THUNDER only happens when it’s raining – and apparently in the middle of our great Aussie summer.

A wild 44.8 millimetres of rain fell on the Latrobe Valley from Monday to Tuesday last week.

The Tanjil River, Latrobe River through Yallourn to Traralgon Creek all experienced riverine floods. A number of low-lying areas, paddocks and roads in the region were affected by the heavy rainfall, resulting in many road closures.

Lake: Tanjil East Rd and Old Brown Coalmine Rd was almost uncrossable due to flooding. Photograph supplied

The Yallourn North Urban Fire Brigade’s tanker sat at the intersection of Brown Coal Mine Road and Tanjil East Road on Monday, January 8, diverting traffic away from the area.

There was a large amount of water over the road, causing dangerous driving conditions. Emergency service crews urged the public that flood waters are dangerous and must not be driven through.

Damage: Farmland in close quarters with the Latrobe River Bridge was also flooded due to moderate rain. Photograph supplied

The most recent thunderstorm comes after the region was battered by wild weather across the holidays.

After the wettest start to summer, many would be left wondering why we aren’t seeing drier conditions since the Bureau of Meteorology (BOM) declared an El Niño event in September.
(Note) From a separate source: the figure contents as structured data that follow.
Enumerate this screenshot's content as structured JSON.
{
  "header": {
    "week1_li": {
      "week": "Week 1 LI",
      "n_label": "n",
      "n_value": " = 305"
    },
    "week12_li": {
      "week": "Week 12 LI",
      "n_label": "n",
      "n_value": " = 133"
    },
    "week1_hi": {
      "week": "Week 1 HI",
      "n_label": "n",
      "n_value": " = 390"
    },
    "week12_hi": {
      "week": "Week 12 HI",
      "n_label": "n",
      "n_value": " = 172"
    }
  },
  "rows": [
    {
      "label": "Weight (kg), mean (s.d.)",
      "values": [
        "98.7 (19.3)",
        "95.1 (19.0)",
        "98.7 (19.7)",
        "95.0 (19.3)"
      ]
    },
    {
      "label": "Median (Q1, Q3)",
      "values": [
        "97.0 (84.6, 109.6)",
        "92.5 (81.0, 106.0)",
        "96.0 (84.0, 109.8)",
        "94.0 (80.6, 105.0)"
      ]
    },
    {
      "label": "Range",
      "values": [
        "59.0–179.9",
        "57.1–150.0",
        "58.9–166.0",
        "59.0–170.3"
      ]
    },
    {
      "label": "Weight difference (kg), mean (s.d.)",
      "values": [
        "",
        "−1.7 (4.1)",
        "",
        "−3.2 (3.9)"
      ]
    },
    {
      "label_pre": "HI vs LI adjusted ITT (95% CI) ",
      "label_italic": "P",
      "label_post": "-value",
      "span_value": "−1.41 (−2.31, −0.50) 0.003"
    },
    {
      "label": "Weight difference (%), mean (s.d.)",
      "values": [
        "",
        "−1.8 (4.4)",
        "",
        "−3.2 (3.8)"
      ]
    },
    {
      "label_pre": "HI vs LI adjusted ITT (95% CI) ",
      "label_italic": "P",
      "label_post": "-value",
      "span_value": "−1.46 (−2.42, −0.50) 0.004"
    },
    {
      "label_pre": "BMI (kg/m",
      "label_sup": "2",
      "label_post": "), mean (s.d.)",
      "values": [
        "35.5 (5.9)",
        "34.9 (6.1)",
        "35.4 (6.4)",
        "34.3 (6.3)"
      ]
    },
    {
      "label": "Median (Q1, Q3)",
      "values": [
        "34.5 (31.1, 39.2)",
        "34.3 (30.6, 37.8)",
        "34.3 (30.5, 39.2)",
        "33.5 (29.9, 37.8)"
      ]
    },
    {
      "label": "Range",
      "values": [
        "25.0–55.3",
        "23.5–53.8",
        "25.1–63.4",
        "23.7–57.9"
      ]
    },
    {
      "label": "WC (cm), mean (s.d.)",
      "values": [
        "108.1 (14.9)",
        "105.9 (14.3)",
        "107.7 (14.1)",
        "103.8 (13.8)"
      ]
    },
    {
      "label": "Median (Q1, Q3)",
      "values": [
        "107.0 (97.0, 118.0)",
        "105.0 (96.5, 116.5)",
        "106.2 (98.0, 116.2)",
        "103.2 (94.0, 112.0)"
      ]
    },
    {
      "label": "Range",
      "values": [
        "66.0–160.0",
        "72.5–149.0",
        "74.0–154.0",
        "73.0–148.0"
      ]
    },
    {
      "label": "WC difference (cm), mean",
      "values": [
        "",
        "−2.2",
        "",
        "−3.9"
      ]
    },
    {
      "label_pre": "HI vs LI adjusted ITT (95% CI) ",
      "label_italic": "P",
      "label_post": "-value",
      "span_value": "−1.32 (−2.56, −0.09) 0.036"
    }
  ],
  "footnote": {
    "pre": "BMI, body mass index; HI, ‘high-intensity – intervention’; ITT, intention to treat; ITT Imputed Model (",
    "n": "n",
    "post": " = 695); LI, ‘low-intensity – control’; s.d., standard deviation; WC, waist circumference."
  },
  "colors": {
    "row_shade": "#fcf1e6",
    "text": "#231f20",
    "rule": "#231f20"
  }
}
In each issue of the Latrobe Valley Express, we have published articles warning of the bushfire threat while simultaneously reporting on flooding events across the region – so why the two extremes?

Despite all the rain, University of Melbourne researchers Dr Andrew King and Professor Andrew Dowdy say the summer is much more likely than normal to be a hot one.

“Much of eastern Australia has seen wetter than normal conditions over November. Vigorous low-pressure systems and thunderstorms brought record rain totals and flooding to parts of Victoria,” they said.

“Overall, this meant November was wetter than average across the continent. But as we had a record dry September and a dry October (apart from in eastern Victoria), spring was actually drier than average for Australia as a whole.”

Danger: Thunderstorms and wild weather caused havoc on Walhalla road as a tree fell. Photograph: Walhalla/Facebook

When we think of El Niño we usually think of the scorching summer sun, but scientists say it is not always the case.

“It’s not as simple as El Niño hot and dry, La Niña cool and rainy. The influence of this phenomenon is complex and non-linear,” the Melbourne University experts say.

The exceptionally high sea surface temperatures in Australia’s south-east contribute to the rain since they can potentially increase air moisture content and precipitation in the area.

Even if droughts are more common on average, we should still be ready for floods during El Niño episodes, the scientists maintain.

“You would expect that with an event like La Niña, we would experience more thunderstorms. However, there is no significant correlation between thunderstorms and any of these climatic cycles. This is significant since many of the large rain events that occur in Australia during the spring are often caused by thunderstorms,” they say.

Though you can’t predict the weather, the BOM is forecasting above average rainfalls in the next couple of months across the south-east accompanied by warmer conditions especially at night.

On Wednesday, January 10, days after repeated rainfall, the Latrobe River rose higher than expected, flooding the newly-opened Latrobe River Bridge.

Disaster: Tyers Road was closed for almost 22 hours last Wednesday after water flooded the road near the new bridge. Photograph supplied

The river burst its banks after steady rain, spilling over the road to the south, flooding neighbouring farmland.

The Nationals Member for Morwell, Martin Cameron, said the state government was told the causeway needed to be raised during the bridge build to prevent situations like this.

“It’s also clear that even with moderate rainfall, the Tyers Road causeway will continue to flood, blocking access to the bridge,” Mr Cameron said.

“The owner of the farmland next to the bridge told me the paddock he’d shifted his cattle into hadn’t flooded in 30 years – until today.”

Damage: Farmland in close quarters with the Latrobe River Bridge was also flooded due to moderate rain. Photograph supplied

Bus lines to and from Tyers was suspended, and the road was closed, leaving residents in the dark about when it would reopen.

However, Tyers Road was reopened just under 24 hours later, but restricted to one lane, and it still remains susceptible to flooding in the future.